Tuesday, February 14, 2023

Infinity Pool (2023)

Score: 2.5 / 5

Brandon Cronenberg only has three films under his directorial belt, and each is fascinating and haunting. Not in the same ways as his father David's films, though: perhaps Brandon's are so memorable because they are distinctive, unique, and arrestingly confident. His slow, deliberate pacing and far-outside-the-box ideas reveal a young filmmaker who knows exactly what he's doing in the realm of sci-fi horror and has the balls and clout to deliver on his every whim. As David's movies get more abstract and weird -- just look at Crimes of the Future -- Brandon seems to be pushing the boundaries on what can be realistically achieved on screen. If you've seen his Possessor, one of the great hidden gems of 2020, you know exactly what I mean.

Infinity Pool starts with an author, James Foster (Alexander Skarsgard) and his wife (Cleopatra Coleman) on vacation at a resort in a fictional country. James needs inspiration to get past his writer's block, which he's had for six years since his first book was published. The couple doesn't seem particularly happy -- one wonders if their relationship is strained due to his inability to work, and then what exactly they do for work anyway that allows them luxurious trips like this -- and it only gets worse when a pushy young thing starts interloping. Gabi (Mia Goth) approaches James and reveals that she's a big fan of his first novel; she and her partner persuade the Fosters to join them for a countryside cruise the next day, despite strict resort rules to stay on the premises.

There's a beachside indiscretion between the forceful Gabi and willfully submissive James, who seems enamored of the attention (both literary and sexual). There is a lot of drinking. And that night, on the way back to the resort, James accidentally hits and kills a local man. They get to the resort panicked but needing sleep to process what happened; they are awoken by the police and taken in for questioning. The police chief explains that their country metes justice for murder by allowing the victim's son to kill the criminal. However -- and this is where things get really interesting -- surely due to the high tourism in the area, they offer a way out of this fate: the extremely wealthy can pay to have a proxy killed in their place. And not just any proxy. The country can clone you, and your clone will be murdered in your place.

It's a fascinating angle on the disgusting privilege of the wealthy to sidestep consequences for their sins, yes, but it also creates a shockingly fresh idea in making us wonder what happens to a person who must watch their own murder. Is his guilt or shame displaced onto the clone? Does one's clone's death increase his guilt, in that yet another living thing has died from his actions? How can one be sure it's the clone getting murdered or the clone watching?

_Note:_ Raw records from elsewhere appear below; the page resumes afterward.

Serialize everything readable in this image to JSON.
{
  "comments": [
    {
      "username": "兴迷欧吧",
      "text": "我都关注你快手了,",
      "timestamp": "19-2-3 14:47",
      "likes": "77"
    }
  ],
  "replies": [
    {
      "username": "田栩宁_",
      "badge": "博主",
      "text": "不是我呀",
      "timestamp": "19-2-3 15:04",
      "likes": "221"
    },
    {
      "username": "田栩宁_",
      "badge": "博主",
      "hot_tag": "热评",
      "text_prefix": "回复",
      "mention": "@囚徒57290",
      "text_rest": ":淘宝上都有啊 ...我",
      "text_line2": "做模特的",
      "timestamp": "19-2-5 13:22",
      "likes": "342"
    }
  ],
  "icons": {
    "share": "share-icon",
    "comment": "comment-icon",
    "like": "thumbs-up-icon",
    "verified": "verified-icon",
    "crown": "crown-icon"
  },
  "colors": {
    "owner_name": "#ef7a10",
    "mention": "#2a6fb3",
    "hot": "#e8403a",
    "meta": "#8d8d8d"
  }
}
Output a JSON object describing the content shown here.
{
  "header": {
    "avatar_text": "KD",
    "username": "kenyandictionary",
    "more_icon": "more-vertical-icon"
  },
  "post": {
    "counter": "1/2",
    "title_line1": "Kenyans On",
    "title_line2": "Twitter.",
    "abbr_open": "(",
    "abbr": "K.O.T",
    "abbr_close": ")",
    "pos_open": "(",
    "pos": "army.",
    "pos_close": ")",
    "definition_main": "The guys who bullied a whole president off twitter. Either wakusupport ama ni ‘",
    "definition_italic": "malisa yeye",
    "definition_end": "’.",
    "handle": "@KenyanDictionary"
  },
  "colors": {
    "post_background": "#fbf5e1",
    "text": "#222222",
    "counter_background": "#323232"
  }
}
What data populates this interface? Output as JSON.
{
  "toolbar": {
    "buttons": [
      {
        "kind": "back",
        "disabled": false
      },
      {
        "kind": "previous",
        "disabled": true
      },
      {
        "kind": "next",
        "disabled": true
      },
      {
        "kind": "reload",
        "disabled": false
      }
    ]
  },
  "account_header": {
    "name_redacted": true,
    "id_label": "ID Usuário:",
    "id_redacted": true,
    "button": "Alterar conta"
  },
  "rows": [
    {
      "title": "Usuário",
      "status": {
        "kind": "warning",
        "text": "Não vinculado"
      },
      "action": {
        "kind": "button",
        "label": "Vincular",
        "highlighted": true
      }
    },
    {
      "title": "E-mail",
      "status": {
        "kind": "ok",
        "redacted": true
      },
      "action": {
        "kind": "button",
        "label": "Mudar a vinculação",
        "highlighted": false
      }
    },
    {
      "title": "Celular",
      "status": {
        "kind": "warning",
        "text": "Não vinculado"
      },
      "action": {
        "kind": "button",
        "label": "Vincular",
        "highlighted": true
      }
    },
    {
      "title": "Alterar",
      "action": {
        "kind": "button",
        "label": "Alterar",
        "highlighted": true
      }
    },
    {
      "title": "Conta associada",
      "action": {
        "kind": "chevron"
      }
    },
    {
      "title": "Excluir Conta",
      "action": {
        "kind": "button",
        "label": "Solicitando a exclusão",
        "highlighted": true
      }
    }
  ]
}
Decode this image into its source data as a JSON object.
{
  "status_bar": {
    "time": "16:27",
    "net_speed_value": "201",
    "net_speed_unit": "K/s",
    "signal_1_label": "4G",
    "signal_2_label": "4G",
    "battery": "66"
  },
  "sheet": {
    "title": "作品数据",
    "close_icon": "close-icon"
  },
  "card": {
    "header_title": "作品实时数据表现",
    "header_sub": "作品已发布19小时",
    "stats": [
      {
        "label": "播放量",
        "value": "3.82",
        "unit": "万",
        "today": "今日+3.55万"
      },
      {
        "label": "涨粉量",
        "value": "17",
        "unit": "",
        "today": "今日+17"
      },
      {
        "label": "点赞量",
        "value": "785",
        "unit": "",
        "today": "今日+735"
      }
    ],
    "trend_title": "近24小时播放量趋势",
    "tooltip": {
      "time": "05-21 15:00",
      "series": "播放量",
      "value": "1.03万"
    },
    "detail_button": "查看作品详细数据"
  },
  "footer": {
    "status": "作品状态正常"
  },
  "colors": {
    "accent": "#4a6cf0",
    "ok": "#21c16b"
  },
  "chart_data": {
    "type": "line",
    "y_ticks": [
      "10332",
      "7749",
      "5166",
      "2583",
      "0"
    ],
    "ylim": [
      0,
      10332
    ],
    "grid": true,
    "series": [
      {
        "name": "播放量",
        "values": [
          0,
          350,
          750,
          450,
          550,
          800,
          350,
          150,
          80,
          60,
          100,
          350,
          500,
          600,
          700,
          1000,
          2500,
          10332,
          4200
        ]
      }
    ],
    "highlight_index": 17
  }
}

For James, it turns out, the death of his clone seems to remove any morality he still had. Gabi and a group of her friends at the resort -- we're never really clear about their relationship, except that they're all wealthy, cruel, and criminal -- act the same way, and seduce James into leaning into his violent desires. Since they can buy their way out of justice, they get grossly intoxicated and commit heinous crimes of vandalism, theft, kidnapping, torture, rape, and murder. James's wife, horrified, leaves. James, however, stays, seemingly becoming a Dorian Gray of sorts and seeking to do as much sin while he's able to do it in this exotic and forgiving place. Is it only our fear of consequences that stops us from giving in to these hedonistic and violent impulses? Cronenberg seems to think so, and most of this film chronicles James's free fall into evil.

And, without spoiling anything else, that's probably why I'll never watch this movie again. It's visually arresting and beautifully constructed. It's also one of a very few movies that disturbed me to a point I can't come back from. Inasmuch as Cronenberg seems intent to explore the nature of evil, or perhaps the evils of the privileged, I can't help but feel that this film is content to wallow in that evil. Its perverse delight in unapologetic, pornographic violence feels like an unholy crossover between The White Lotus and Hostel, which probably sounds more exciting than I mean it to. I'd compare this movie tonally to Funny Games but utterly devoid of the bleak comedy that movie tries to maximize. And, for me at least, it's just not something I want to experience again; I needed a shower minutes after getting home after the screening, and I still felt icky all night.